Explain how you would determine whether a machine is little-endian or big-endian in C.
Your answer should cover:
The interviewer is usually looking for a short low-level explanation plus a small C example. You should be able to describe the memory layout of a value like 0x00000001, explain the role of pointers or byte access, and mention that this technique detects the host machine's runtime representation rather than changing it.
Endianness is the order in which a multi-byte value is stored in memory. In little-endian systems, the least significant byte comes first; in big-endian systems, the most significant byte comes first.

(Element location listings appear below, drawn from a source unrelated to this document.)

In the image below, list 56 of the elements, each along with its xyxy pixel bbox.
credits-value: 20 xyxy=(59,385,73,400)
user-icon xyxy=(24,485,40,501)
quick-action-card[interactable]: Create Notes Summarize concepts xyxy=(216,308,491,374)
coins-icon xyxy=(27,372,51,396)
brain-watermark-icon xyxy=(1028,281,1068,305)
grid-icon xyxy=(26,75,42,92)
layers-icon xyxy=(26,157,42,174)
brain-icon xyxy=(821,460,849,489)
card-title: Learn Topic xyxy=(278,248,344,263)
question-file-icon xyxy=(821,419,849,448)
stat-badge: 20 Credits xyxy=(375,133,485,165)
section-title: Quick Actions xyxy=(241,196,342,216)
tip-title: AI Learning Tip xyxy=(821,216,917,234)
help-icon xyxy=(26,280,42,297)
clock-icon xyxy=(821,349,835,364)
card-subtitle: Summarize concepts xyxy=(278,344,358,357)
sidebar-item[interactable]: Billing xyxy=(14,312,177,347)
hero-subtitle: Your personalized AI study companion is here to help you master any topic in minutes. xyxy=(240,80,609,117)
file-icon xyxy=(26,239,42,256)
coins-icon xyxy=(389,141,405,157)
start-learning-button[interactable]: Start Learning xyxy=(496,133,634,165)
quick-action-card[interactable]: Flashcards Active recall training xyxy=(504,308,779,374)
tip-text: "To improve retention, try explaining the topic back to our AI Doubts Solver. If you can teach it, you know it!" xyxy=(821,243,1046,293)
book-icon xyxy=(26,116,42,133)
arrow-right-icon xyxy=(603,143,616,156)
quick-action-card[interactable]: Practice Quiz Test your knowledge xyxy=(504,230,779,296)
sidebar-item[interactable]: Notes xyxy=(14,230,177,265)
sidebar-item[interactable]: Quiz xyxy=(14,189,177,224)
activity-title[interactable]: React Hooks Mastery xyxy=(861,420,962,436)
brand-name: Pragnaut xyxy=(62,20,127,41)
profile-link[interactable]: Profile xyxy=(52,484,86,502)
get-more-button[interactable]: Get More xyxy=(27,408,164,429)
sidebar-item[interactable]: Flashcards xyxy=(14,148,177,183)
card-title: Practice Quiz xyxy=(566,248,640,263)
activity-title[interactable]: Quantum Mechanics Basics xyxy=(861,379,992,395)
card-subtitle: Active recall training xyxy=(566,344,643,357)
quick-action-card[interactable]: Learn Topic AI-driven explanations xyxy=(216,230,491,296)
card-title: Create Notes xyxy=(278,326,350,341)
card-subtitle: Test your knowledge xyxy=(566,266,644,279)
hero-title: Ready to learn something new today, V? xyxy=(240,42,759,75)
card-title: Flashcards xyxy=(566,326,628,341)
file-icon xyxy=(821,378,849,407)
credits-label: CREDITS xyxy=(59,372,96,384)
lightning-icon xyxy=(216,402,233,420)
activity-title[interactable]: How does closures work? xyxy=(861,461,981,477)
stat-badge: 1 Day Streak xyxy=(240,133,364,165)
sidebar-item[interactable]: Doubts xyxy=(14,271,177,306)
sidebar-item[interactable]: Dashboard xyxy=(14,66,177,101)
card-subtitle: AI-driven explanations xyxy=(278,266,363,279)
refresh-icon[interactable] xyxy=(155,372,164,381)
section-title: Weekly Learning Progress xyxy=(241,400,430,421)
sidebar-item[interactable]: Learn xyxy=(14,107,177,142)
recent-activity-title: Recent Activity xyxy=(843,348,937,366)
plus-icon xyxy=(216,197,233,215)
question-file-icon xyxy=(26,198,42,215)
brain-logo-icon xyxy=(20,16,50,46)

unsigned int x = 1; /* 0x00000001 */
C allows examining an object's memory through a character pointer. By reading the first byte of an integer, you can infer whether the least significant byte is stored at the lowest memory address.

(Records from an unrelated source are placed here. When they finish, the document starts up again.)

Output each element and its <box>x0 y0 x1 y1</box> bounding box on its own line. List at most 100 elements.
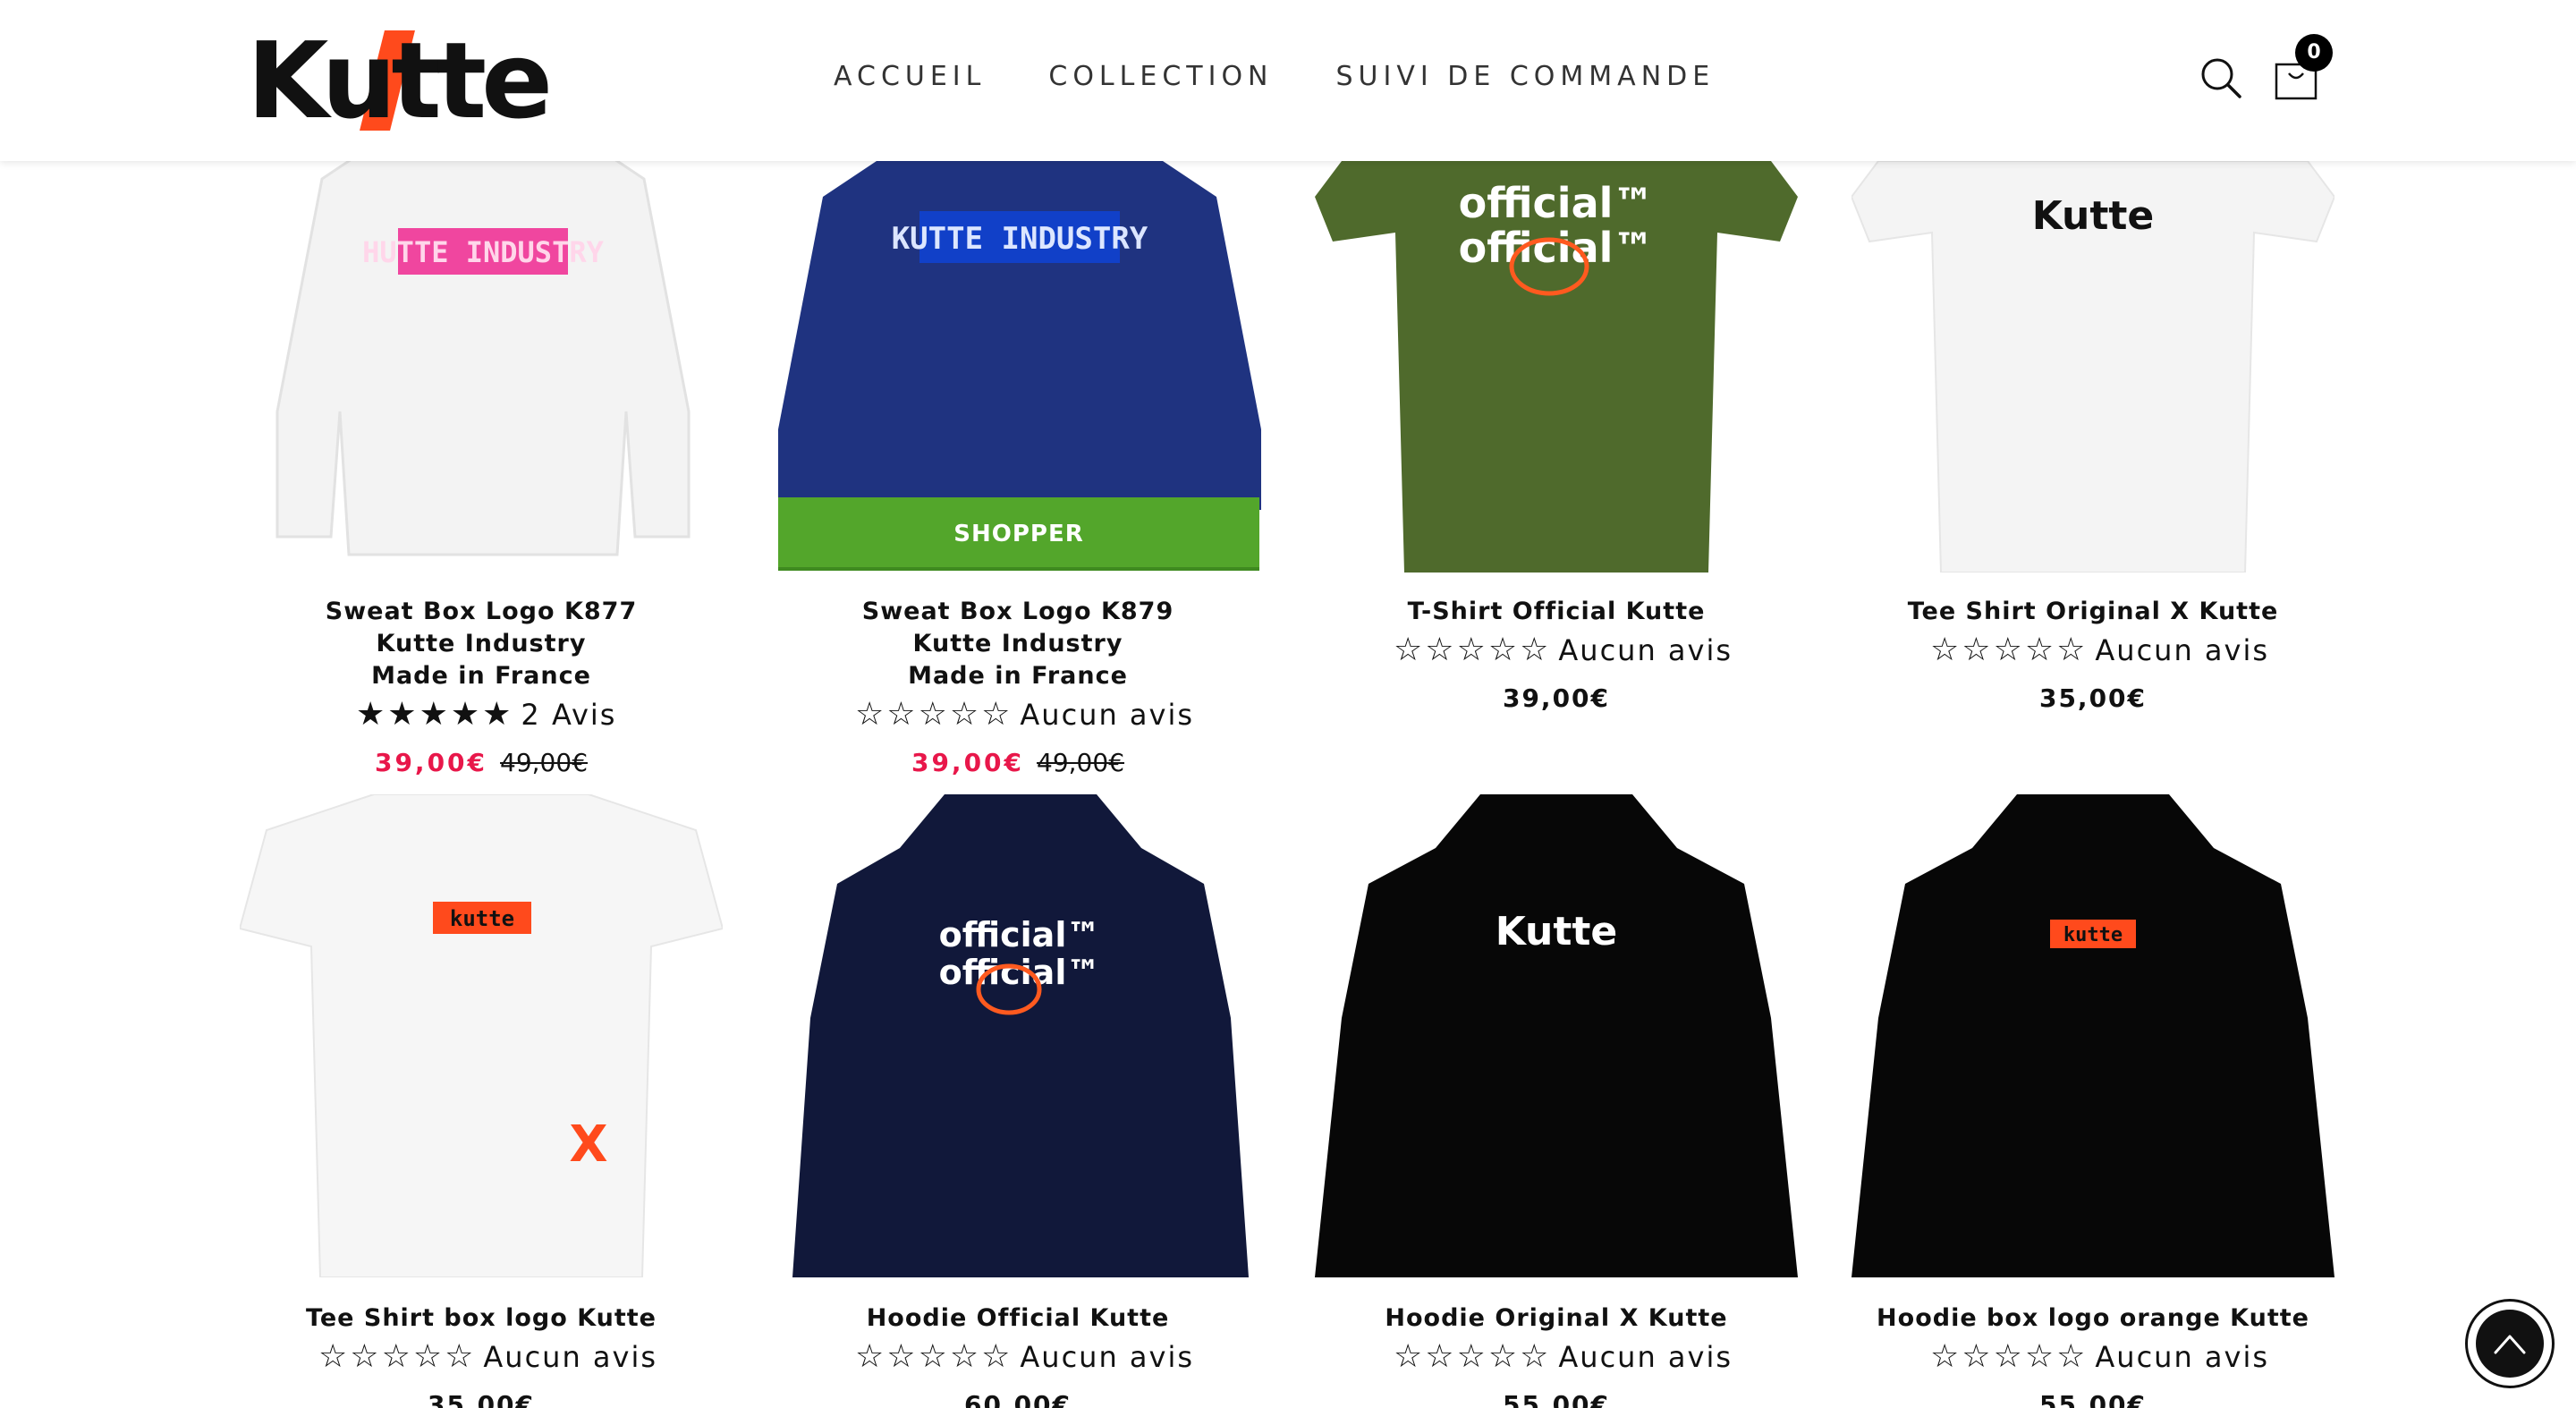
star-empty-icon: ☆ <box>1993 632 2023 668</box>
back-to-top-circle <box>2476 1310 2544 1378</box>
nav-suivi-de-commande[interactable]: SUIVI DE COMMANDE <box>1336 59 1716 95</box>
title-line: Sweat Box Logo K879 <box>861 598 1174 625</box>
title-line: Hoodie box logo orange Kutte <box>1877 1304 2309 1332</box>
product-price: 60,00€ <box>750 1390 1286 1408</box>
kutte-logo[interactable]: Kutte <box>247 27 553 134</box>
star-empty-icon: ☆ <box>886 1338 917 1375</box>
search-icon[interactable] <box>2199 55 2243 100</box>
product-image-tshirt-green[interactable]: official™ official™ <box>1315 161 1798 573</box>
product-image-hoodie-black-orange-logo[interactable]: kutte <box>1852 794 2334 1277</box>
product-title[interactable]: T-Shirt Official Kutte <box>1288 596 1825 628</box>
star-empty-icon: ☆ <box>1487 1338 1519 1375</box>
price: 55,00€ <box>1502 1390 1611 1408</box>
star-empty-icon: ☆ <box>886 696 917 733</box>
rating-stars[interactable]: ☆ ☆ ☆ ☆ ☆ Aucun avis <box>318 1338 657 1375</box>
product-image-hoodie-black[interactable]: Kutte <box>1315 794 1798 1277</box>
star-filled-icon: ★ <box>450 696 481 733</box>
nav-accueil[interactable]: ACCUEIL <box>834 59 986 95</box>
print-text: kutte <box>2063 924 2123 946</box>
product-title[interactable]: Tee Shirt box logo Kutte <box>213 1302 750 1335</box>
rating-stars[interactable]: ☆ ☆ ☆ ☆ ☆ Aucun avis <box>855 1338 1194 1375</box>
product-image-tshirt-white-box-logo[interactable]: kutte X <box>240 794 723 1277</box>
star-empty-icon: ☆ <box>981 696 1012 733</box>
print-text: official™ <box>939 953 1101 992</box>
product-title[interactable]: Hoodie box logo orange Kutte <box>1825 1302 2361 1335</box>
product-title[interactable]: Hoodie Original X Kutte <box>1288 1302 1825 1335</box>
print-text: Kutte <box>2032 193 2155 239</box>
rating-label: Aucun avis <box>2095 1339 2270 1374</box>
print-text: official™ <box>939 915 1101 954</box>
star-empty-icon: ☆ <box>855 1338 886 1375</box>
site-header: Kutte ACCUEIL COLLECTION SUIVI DE COMMAN… <box>0 0 2576 161</box>
product-price: 55,00€ <box>1288 1390 1825 1408</box>
star-empty-icon: ☆ <box>1425 1338 1455 1375</box>
cart-count-badge: 0 <box>2295 34 2333 72</box>
price: 55,00€ <box>2038 1390 2148 1408</box>
product-image-sweatshirt-white[interactable]: HUTTE INDUSTRY <box>268 143 698 564</box>
rating-stars[interactable]: ☆ ☆ ☆ ☆ ☆ Aucun avis <box>1394 1338 1733 1375</box>
star-empty-icon: ☆ <box>1394 1338 1424 1375</box>
star-empty-icon: ☆ <box>1930 1338 1961 1375</box>
star-empty-icon: ☆ <box>381 1338 411 1375</box>
star-empty-icon: ☆ <box>1394 632 1424 668</box>
print-text: Kutte <box>1496 909 1618 954</box>
star-filled-icon: ★ <box>356 696 386 733</box>
title-line: Sweat Box Logo K877 <box>325 598 638 625</box>
rating-stars[interactable]: ☆ ☆ ☆ ☆ ☆ Aucun avis <box>1930 632 2269 668</box>
main-nav: ACCUEIL COLLECTION SUIVI DE COMMANDE <box>834 59 1777 95</box>
product-price: 35,00€ <box>1825 683 2361 713</box>
star-empty-icon: ☆ <box>2024 632 2055 668</box>
rating-label: Aucun avis <box>1020 697 1195 732</box>
product-title[interactable]: Sweat Box Logo K879 Kutte Industry Made … <box>750 596 1286 692</box>
product-image-tshirt-white[interactable]: Kutte <box>1852 161 2334 573</box>
star-empty-icon: ☆ <box>1520 1338 1550 1375</box>
old-price: 49,00€ <box>1037 748 1125 777</box>
star-empty-icon: ☆ <box>2056 1338 2087 1375</box>
star-empty-icon: ☆ <box>1930 632 1961 668</box>
star-empty-icon: ☆ <box>412 1338 444 1375</box>
star-filled-icon: ★ <box>482 696 513 733</box>
rating-stars[interactable]: ☆ ☆ ☆ ☆ ☆ Aucun avis <box>855 696 1194 733</box>
star-empty-icon: ☆ <box>1456 1338 1487 1375</box>
title-line: Kutte Industry <box>912 630 1123 657</box>
product-price: 55,00€ <box>1825 1390 2361 1408</box>
logo-text: Kutte <box>247 19 553 142</box>
rating-label: Aucun avis <box>1558 632 1733 667</box>
rating-label: 2 Avis <box>521 697 617 732</box>
shopper-button[interactable]: SHOPPER <box>778 497 1259 571</box>
star-empty-icon: ☆ <box>2024 1338 2055 1375</box>
x-graphic: X <box>569 1115 607 1174</box>
nav-collection[interactable]: COLLECTION <box>1048 59 1273 95</box>
print-text: official™ <box>1459 179 1655 227</box>
title-line: Tee Shirt box logo Kutte <box>306 1304 657 1332</box>
back-to-top-button[interactable] <box>2465 1299 2555 1388</box>
title-line: Tee Shirt Original X Kutte <box>1907 598 2279 625</box>
star-empty-icon: ☆ <box>445 1338 475 1375</box>
title-line: Hoodie Original X Kutte <box>1385 1304 1728 1332</box>
star-filled-icon: ★ <box>387 696 418 733</box>
print-text: official™ <box>1459 224 1655 272</box>
rating-stars[interactable]: ☆ ☆ ☆ ☆ ☆ Aucun avis <box>1394 632 1733 668</box>
star-empty-icon: ☆ <box>1520 632 1550 668</box>
rating-label: Aucun avis <box>1020 1339 1195 1374</box>
rating-stars[interactable]: ★ ★ ★ ★ ★ 2 Avis <box>356 696 616 733</box>
star-empty-icon: ☆ <box>2056 632 2087 668</box>
product-title[interactable]: Sweat Box Logo K877 Kutte Industry Made … <box>213 596 750 692</box>
product-image-hoodie-navy[interactable]: official™ official™ <box>784 794 1258 1277</box>
product-title[interactable]: Hoodie Official Kutte <box>750 1302 1286 1335</box>
star-empty-icon: ☆ <box>949 1338 980 1375</box>
star-empty-icon: ☆ <box>981 1338 1012 1375</box>
rating-stars[interactable]: ☆ ☆ ☆ ☆ ☆ Aucun avis <box>1930 1338 2269 1375</box>
star-empty-icon: ☆ <box>1487 632 1519 668</box>
product-price: 39,00€ <box>1288 683 1825 713</box>
price: 60,00€ <box>963 1390 1072 1408</box>
old-price: 49,00€ <box>500 748 589 777</box>
print-text: HUTTE INDUSTRY <box>362 235 604 269</box>
print-text: kutte <box>450 906 514 931</box>
star-empty-icon: ☆ <box>1993 1338 2023 1375</box>
product-title[interactable]: Tee Shirt Original X Kutte <box>1825 596 2361 628</box>
product-image-sweatshirt-navy[interactable]: KUTTE INDUSTRY <box>778 161 1261 510</box>
rating-label: Aucun avis <box>483 1339 658 1374</box>
star-empty-icon: ☆ <box>1962 1338 1992 1375</box>
price: 35,00€ <box>427 1390 536 1408</box>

unsigned char *p = (unsigned char *)&x;
Using the value 1 is convenient because its binary representation has only the least significant byte set. That makes the first byte easy to interpret: 1 means little-endian, 0 means big-endian for a typical multi-byte integer.
if (p[0] == 1) printf("Little-endian
");
The C standard permits accessing any object's byte representation through char * or unsigned char *. This is why the technique is valid for inspecting raw bytes without violating aliasing rules.
unsigned char first = *((unsigned char *)&x);
This method reports the machine's runtime byte order for the current platform and compiler target. It does not address network byte order conversions, mixed-endian architectures, or serialization requirements across systems.